Monday, 1 May 2017

How important is the tool choice?

I heard an interesting analogy recently from someone who was describing how your needs from a tool change over time. For example, when you first go to University you need a fork, knife and tin opener (and a glass). The things you cook may be limited but you learn about cooking over time. When you get your first house you may invest in a set of cooking utensils. If you really like cooking and you have the money you might splash out on some great knives.

It's a nice analogy but there are a few things to consider. Usually when one makes a modelling tool choice it's something you learn to live with because changing tools is difficult and people begin to invest their time, i.e. it's not simply the case of buying a new set of tools as there are people to consider (for example, the manager who stuck their head out to get the money approved).
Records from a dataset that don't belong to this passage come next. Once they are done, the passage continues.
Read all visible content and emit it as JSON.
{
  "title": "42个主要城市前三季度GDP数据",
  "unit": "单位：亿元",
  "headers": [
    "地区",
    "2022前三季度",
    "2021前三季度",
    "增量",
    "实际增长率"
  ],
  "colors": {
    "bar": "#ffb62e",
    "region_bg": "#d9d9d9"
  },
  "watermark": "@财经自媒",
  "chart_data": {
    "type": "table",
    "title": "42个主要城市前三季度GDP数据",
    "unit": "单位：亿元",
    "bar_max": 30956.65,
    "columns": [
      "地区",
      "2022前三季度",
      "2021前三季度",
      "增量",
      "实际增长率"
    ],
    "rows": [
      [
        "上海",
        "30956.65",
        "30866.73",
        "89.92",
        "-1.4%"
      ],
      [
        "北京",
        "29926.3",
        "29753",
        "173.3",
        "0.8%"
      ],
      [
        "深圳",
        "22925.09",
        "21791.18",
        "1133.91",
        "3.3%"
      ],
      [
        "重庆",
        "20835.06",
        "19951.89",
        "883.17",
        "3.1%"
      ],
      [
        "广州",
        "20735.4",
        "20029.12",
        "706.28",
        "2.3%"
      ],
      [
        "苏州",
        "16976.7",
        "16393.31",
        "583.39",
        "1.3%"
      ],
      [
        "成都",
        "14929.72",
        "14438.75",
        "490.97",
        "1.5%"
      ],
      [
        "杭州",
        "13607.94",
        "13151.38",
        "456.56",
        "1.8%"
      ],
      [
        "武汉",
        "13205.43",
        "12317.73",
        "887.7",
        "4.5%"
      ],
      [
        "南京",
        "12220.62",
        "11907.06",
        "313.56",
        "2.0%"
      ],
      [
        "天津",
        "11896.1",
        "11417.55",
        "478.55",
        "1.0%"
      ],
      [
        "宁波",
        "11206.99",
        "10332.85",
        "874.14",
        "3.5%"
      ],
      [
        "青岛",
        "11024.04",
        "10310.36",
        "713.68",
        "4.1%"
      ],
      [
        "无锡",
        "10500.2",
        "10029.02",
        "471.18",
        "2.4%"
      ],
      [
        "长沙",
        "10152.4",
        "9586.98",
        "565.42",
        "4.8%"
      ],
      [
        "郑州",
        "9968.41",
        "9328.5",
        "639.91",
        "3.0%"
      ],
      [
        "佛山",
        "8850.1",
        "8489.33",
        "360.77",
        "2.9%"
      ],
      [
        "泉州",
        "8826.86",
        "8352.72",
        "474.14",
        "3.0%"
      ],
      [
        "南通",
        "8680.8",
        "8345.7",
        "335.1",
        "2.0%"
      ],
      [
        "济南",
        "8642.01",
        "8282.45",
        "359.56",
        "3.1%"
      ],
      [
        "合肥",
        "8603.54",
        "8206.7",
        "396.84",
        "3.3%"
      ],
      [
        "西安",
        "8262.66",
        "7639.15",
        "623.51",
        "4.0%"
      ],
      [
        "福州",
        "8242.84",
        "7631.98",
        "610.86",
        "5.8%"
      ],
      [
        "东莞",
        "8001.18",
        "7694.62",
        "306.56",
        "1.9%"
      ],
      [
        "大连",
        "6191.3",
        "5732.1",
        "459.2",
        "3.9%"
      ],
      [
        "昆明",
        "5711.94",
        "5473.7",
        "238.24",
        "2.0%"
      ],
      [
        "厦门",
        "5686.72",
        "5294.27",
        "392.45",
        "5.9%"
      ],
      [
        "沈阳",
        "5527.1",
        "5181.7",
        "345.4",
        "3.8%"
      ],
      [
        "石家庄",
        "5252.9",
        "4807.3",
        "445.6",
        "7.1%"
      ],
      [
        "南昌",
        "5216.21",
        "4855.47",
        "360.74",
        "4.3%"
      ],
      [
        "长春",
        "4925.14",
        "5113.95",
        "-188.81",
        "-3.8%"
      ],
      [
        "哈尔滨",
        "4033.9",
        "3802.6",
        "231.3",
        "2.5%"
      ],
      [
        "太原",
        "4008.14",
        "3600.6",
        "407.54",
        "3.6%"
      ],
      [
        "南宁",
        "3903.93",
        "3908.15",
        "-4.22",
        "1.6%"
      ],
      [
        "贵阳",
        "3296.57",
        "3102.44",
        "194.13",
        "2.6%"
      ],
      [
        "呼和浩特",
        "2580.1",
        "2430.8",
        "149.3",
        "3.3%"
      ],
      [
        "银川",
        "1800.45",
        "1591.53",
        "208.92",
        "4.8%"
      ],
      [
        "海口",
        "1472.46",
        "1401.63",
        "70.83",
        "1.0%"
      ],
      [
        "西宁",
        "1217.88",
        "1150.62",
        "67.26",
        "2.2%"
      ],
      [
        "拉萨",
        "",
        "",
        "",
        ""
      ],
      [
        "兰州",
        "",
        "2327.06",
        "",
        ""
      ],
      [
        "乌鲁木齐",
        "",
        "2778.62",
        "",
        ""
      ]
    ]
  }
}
While you might consider the modelling tool to be a set of knives there is also the bigger picture about the kitchen. For example, IBM doesn't sell knives, it sells kitchens hence a lot of people using a tool like Rhapsody are in big companies where the kitchen is in play, including wider issues such as interfacing with change management and requirements management tools.

I prefer to think of the analogy of a boat that you intend to tend you down river. You could choose a canoe or an inflatable raft. The chances however is that when you hit the rapids you won't have the luxury to change tools. You'll just have to hang on. That's not to say that your tool won't carry you there. You'll just need to take the rough with the smooth.
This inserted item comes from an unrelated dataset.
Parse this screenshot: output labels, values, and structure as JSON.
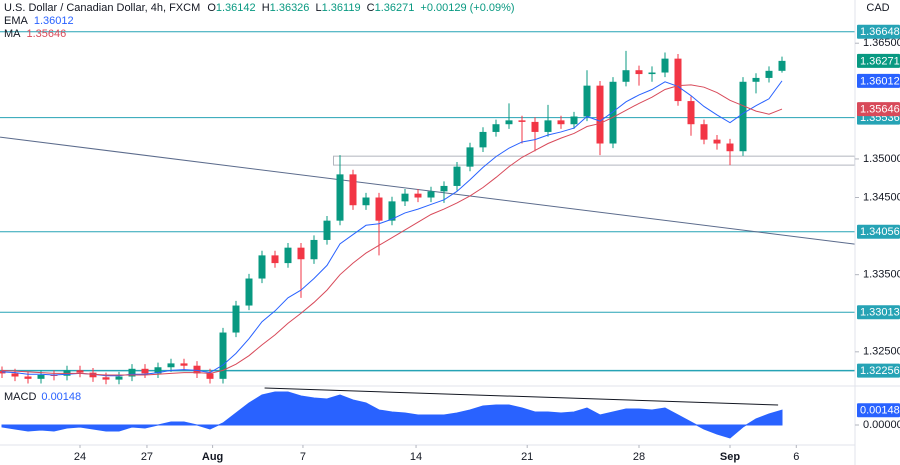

Something to remember though is that modeling tools are very different in their architectures. Some are repository-based, some file-based, some use Relational databases, some - like Jazz/Design Manager - use an ontological database. Some even have a file-based and repository-based option (Rhapsody, for example).

Chances are though that you won't find out the real differences until later. That's not to say that one tool is better than another. For example, when I was product manager for Artisan Studio one of the great things was how easy it was to collaborate on the same model as it had a Object-based database with very fine granular locking. This of course has benefits and disadvantages (e.g. what happens over a wide-area network?). Rhapsody has some really sharp aspects. Simulation is one. Configure-ability is another, or working with SCM.

The thing is whichever tool you choose, you're provably stuck with it for a while. I'd recommend therefore that you learn it very well (or get someone that does). Play to your tools strengths but don't be surprised if at some point you see others shooting down the river on different boats, at different times, or occasionally you find you need to portage a waterfall in a few years.